Skip to Content
GPU OptimizationGPU Memory Optimization

GPU Memory Optimization
Available in v1.30.9+

vLLM reserves ~90% of available GPU memory at startup by default, regardless of actual usage. This prevents ScaleOps from reclaiming unused GPU memory and efficiently bin-packing vLLM workloads across nodes.

ScaleOps supports vLLM-aware GPU memory optimization with full automation. ScaleOps observes the real GPU memory usage of each vLLM instance and automatically manages its GPU memory allocation — ensuring each workload gets exactly what it needs, no more.

How It Works

Visibility — Real GPU Memory Usage

ScaleOps collects the real GPU memory usage of each vLLM instance, taking into account:

  • Model weights — the fixed memory footprint of the loaded model
  • KV cache for active inference — memory consumed by currently in-flight requests
  • Prefix cache headroom — memory needed to maintain a high prefix cache hit rate

This real usage data replaces the misleading ~90% allocation figure, giving ScaleOps an accurate picture of actual GPU memory demand.

Automation — Automatic GPU Memory Management

Once real usage data is available, ScaleOps automatically manages the GPU memory allocation for each vLLM workload. ScaleOps calculates the optimal allocation based on observed real usage over the configured observation window, applying it to new pods from the start and updating running pods when the gap between current and recommended allocation is significant enough to justify a restart. If demand increases and the current allocation becomes insufficient, ScaleOps detects this and increases the recommendation accordingly.

Compatibility

ComponentSupported versions
vLLM> v0.7.0 (v0 and v1 engines)
Triton with vLLM backendOfficial image versions > v25.10
Workload typesDeployments, StatefulSets, Argo Rollouts, COGs

GitOps Support

vLLM automation can be configured through GitOps using workload annotations, AutomatedNamespace (ANS), and ClusterAutomation Helm values.

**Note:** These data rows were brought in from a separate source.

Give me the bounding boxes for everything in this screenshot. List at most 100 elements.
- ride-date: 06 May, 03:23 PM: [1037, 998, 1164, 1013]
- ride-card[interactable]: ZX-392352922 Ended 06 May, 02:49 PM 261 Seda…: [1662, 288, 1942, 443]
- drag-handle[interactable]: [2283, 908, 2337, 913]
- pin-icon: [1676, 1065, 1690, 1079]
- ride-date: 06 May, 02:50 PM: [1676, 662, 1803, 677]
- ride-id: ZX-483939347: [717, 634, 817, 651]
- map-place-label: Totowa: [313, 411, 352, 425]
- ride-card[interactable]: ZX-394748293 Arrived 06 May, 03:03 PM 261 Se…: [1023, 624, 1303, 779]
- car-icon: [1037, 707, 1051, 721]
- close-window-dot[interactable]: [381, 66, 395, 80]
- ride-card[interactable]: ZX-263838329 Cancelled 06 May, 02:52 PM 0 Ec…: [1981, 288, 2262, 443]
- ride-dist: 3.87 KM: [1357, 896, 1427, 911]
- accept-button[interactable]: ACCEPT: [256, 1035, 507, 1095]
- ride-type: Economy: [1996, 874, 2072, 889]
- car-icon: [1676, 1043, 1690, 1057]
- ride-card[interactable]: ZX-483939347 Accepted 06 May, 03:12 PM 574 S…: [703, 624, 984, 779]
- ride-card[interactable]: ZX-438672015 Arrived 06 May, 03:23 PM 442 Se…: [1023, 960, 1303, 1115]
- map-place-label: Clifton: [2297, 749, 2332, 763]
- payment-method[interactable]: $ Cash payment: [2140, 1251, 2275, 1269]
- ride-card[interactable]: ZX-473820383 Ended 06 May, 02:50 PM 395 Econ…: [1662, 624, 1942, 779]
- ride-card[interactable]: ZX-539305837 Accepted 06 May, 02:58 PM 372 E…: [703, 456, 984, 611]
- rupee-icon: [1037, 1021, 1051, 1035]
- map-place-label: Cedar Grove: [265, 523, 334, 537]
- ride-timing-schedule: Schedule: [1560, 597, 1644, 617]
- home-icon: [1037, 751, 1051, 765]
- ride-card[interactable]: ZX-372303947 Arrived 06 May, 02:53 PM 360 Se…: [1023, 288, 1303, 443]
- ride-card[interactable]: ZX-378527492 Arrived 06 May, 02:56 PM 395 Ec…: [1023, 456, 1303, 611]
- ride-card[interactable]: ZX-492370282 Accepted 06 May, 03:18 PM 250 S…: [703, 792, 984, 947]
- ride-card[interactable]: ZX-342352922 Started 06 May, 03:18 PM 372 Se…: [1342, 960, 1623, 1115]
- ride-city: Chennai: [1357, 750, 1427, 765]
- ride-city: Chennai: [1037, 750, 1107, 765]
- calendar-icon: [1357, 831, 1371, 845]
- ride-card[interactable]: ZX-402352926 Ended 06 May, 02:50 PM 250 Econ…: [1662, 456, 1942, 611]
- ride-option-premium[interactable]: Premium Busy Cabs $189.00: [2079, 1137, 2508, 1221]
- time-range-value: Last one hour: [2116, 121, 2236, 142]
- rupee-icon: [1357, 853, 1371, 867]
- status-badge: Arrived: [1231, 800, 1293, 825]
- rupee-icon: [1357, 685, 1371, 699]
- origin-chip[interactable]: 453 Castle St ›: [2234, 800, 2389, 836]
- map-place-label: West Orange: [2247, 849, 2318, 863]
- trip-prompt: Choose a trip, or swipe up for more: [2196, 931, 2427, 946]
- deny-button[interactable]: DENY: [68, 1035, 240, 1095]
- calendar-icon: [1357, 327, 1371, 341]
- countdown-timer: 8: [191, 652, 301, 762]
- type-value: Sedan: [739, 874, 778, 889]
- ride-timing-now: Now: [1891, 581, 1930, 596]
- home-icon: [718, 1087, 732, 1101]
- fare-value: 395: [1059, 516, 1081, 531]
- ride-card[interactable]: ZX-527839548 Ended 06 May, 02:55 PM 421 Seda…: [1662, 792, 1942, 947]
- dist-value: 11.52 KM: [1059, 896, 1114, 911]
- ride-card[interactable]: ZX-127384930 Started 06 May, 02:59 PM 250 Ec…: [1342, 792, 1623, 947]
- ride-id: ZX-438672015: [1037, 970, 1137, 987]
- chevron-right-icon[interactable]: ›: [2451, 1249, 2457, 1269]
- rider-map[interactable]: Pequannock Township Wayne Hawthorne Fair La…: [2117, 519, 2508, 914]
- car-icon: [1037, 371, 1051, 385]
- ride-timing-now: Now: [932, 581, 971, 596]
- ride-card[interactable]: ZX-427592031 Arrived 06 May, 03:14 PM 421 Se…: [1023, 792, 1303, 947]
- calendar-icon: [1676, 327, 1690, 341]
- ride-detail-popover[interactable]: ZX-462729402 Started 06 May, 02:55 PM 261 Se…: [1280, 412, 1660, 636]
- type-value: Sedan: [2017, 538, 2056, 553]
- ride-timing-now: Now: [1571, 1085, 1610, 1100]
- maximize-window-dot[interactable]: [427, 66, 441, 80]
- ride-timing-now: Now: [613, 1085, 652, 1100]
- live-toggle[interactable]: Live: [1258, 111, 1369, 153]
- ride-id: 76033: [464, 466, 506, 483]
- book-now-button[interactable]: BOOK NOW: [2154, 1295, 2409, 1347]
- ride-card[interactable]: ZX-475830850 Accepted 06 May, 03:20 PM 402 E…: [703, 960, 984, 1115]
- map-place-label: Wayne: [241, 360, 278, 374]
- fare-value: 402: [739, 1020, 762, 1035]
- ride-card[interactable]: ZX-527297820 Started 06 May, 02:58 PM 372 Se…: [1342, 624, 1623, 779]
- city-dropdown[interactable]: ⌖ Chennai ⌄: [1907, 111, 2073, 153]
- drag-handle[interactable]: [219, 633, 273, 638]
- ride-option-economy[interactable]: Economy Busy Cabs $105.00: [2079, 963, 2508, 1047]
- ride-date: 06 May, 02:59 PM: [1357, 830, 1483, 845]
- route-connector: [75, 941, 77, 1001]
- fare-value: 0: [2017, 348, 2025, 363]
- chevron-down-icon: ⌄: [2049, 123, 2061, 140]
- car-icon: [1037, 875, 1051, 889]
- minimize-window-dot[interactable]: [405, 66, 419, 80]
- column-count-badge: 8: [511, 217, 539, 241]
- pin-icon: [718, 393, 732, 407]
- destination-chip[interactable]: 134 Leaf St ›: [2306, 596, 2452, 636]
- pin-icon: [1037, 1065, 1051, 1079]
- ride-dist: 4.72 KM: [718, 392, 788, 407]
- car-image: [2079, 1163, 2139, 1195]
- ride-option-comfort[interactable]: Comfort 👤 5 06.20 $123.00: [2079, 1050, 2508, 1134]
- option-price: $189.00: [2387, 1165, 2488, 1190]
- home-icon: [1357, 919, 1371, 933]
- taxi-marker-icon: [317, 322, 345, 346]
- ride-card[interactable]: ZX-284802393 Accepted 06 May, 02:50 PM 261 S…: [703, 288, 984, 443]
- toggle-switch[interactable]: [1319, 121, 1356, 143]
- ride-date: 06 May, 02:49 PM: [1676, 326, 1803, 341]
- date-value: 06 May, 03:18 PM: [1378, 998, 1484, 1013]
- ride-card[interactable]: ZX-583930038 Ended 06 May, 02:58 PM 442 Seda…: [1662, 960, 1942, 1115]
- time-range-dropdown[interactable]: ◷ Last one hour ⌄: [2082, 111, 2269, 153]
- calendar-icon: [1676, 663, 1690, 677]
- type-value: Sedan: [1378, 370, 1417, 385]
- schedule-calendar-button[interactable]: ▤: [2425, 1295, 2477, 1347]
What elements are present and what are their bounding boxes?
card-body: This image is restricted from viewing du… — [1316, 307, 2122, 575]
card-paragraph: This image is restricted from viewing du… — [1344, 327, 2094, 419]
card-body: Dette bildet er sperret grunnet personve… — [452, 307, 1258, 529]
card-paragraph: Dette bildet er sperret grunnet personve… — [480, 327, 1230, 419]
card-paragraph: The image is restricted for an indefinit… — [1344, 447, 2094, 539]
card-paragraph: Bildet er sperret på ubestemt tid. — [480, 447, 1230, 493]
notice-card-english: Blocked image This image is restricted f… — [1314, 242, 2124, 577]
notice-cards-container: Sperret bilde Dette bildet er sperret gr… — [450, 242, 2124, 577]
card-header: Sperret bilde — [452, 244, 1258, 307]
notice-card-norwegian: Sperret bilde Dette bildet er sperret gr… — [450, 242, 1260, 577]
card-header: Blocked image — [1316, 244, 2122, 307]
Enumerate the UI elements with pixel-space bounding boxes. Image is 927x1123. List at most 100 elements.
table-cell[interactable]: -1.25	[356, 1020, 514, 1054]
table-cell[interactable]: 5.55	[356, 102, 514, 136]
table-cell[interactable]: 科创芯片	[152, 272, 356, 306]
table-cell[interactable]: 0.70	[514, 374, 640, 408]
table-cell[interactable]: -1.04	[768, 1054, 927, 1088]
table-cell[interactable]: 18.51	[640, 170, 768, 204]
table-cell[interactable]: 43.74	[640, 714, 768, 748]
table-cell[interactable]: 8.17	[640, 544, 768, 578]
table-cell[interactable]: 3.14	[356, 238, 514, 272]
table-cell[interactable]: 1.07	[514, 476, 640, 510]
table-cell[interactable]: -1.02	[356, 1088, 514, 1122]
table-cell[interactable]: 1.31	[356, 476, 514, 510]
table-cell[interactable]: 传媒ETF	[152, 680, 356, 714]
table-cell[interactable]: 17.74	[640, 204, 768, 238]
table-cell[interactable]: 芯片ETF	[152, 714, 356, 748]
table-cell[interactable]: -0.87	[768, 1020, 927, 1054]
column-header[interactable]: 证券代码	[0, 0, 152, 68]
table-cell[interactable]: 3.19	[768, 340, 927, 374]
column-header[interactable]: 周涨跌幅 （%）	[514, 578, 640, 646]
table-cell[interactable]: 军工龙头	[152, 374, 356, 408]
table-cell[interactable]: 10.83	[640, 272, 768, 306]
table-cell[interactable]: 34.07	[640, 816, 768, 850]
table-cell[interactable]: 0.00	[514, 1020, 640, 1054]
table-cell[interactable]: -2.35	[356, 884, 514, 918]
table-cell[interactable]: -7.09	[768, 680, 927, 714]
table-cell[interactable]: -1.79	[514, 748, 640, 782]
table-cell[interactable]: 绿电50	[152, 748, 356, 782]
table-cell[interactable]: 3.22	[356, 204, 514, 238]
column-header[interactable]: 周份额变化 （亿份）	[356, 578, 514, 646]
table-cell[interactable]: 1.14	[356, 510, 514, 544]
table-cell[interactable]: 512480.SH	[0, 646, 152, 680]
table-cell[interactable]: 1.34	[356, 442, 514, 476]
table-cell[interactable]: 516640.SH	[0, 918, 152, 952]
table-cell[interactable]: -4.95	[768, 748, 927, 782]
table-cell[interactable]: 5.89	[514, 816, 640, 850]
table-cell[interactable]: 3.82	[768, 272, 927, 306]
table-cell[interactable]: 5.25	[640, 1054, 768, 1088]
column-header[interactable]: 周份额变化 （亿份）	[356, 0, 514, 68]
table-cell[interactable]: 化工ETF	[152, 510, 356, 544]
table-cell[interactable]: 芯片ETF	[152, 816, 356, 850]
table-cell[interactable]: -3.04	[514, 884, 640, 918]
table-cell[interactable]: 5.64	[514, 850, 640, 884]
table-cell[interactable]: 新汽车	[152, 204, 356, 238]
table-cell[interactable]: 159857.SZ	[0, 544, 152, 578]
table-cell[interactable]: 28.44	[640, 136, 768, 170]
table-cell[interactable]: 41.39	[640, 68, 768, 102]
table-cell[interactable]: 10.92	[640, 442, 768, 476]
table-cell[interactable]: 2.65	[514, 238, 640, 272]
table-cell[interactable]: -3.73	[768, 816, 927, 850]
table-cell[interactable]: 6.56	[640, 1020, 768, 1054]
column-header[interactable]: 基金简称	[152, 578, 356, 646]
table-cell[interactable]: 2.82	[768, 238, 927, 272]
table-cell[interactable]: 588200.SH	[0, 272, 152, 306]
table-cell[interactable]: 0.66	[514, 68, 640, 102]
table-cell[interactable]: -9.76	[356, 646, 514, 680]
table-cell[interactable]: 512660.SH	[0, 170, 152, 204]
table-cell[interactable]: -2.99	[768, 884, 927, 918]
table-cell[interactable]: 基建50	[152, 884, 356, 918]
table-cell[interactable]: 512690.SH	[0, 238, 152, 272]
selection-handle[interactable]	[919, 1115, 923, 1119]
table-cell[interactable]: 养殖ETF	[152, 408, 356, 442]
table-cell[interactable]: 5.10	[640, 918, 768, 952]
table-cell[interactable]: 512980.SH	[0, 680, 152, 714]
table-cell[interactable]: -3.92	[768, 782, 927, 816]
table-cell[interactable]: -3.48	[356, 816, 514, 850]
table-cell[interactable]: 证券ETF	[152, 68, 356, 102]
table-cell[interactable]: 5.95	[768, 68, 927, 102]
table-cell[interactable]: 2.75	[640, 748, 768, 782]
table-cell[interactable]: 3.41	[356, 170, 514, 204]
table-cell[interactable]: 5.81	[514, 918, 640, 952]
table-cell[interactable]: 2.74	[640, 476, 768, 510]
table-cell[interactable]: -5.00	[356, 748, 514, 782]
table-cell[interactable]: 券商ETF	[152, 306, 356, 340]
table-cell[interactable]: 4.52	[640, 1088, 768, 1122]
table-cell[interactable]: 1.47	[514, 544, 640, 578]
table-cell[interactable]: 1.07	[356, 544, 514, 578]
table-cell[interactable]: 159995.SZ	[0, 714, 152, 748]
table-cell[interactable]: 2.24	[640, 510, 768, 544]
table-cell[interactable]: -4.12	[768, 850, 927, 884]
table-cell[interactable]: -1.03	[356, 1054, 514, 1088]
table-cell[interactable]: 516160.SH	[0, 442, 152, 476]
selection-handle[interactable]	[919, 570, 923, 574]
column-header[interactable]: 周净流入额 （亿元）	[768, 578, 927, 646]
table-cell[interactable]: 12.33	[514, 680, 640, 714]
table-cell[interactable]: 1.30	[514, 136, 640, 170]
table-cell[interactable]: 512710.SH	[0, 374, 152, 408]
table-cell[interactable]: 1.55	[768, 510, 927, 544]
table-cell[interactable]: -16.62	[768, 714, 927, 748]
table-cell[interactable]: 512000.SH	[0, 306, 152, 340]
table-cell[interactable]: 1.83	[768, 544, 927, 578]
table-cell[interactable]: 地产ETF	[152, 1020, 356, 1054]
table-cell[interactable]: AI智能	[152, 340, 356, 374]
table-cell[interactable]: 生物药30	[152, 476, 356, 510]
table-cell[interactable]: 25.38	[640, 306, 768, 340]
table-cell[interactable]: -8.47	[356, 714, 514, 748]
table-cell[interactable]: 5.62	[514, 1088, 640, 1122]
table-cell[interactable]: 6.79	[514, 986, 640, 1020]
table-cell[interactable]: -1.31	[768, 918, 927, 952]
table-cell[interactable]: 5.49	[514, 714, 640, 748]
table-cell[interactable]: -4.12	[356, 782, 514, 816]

Cluster-wide injection — A cluster-level toggle (vllm.observability.enabled, also configurable via Helm values) controls whether ScaleOps collects real GPU memory usage data from vLLM pods. When enabled, ScaleOps begins collecting real memory usage data across all detected vLLM workloads. Plugin injection can also be disabled per-workload via annotation (equivalent to “Exclude from vLLM observability” in the UI).

Workload annotations:

AnnotationTypeDescription
scaleops.sh/default-vllm-autobooleanEnable or disable vLLM automation for the workload
scaleops.sh/default-vllm-policystringAssign a vLLM policy to the workload

AutomatedNamespace fields:

FieldTypeDescription
vllmOptimizebooleanEnable or disable vLLM optimization for all workloads in the namespace
defaultVllmPolicystringSet the default vLLM policy for the namespace

ClusterAutomation Helm fields (see Helm reference):

FieldTypeDescription
clusterAutomation.vllm.optimizebooleanEnable or disable vLLM automation cluster-wide
clusterAutomation.vllm.defaultPolicystringSet the default vLLM policy cluster-wide

vLLM Policy

A dedicated vLLM Policy controls the optimization behavior per workload:

ParameterDescription
Observation windowTime window used for history-based recommendations (default: 2 days)
Window coverageMinimum data coverage required within the observation window
PercentileUsage percentile to base the recommendation on: 100%, 99%, 95%, 90%, 85%, or 80%
Automation optimization strategyControls when recommendations are applied: upon pod creation only, or ongoing (also restarts running pods when the allocation gap is significant)

Dashboard

vLLM Workloads Overview

Navigate to GPU Rightsizing → vLLM Workloads in the left sidebar for a full view of all vLLM workloads. The page includes:

  • Cost summary — total monthly GPU cost and percentage of wasted spend
  • Over-provisioned workloads — count of workloads with optimization opportunities
  • Automation status — pie chart showing automated vs. un-automated workloads, with an Automate All action
  • GPU Memory over time — aggregated 7-day and 30-day chart showing real usage, optimized memory usage, waste, request, and allocatable
  • Workloads table — per-workload breakdown with savings available, GPU compute and memory requests, vLLM memory usage (real vs. optimized), replicas, assigned policy, and automation toggle

vLLM Workloads Overview

Workload Overview — vLLM Tab

The workload overview page includes a vLLM tab for any vLLM workload. This tab shows:

  • GPU Memory and real vLLM usage over time — real memory usage, optimized memory usage, current request, and original request

vLLM Workload Overview tab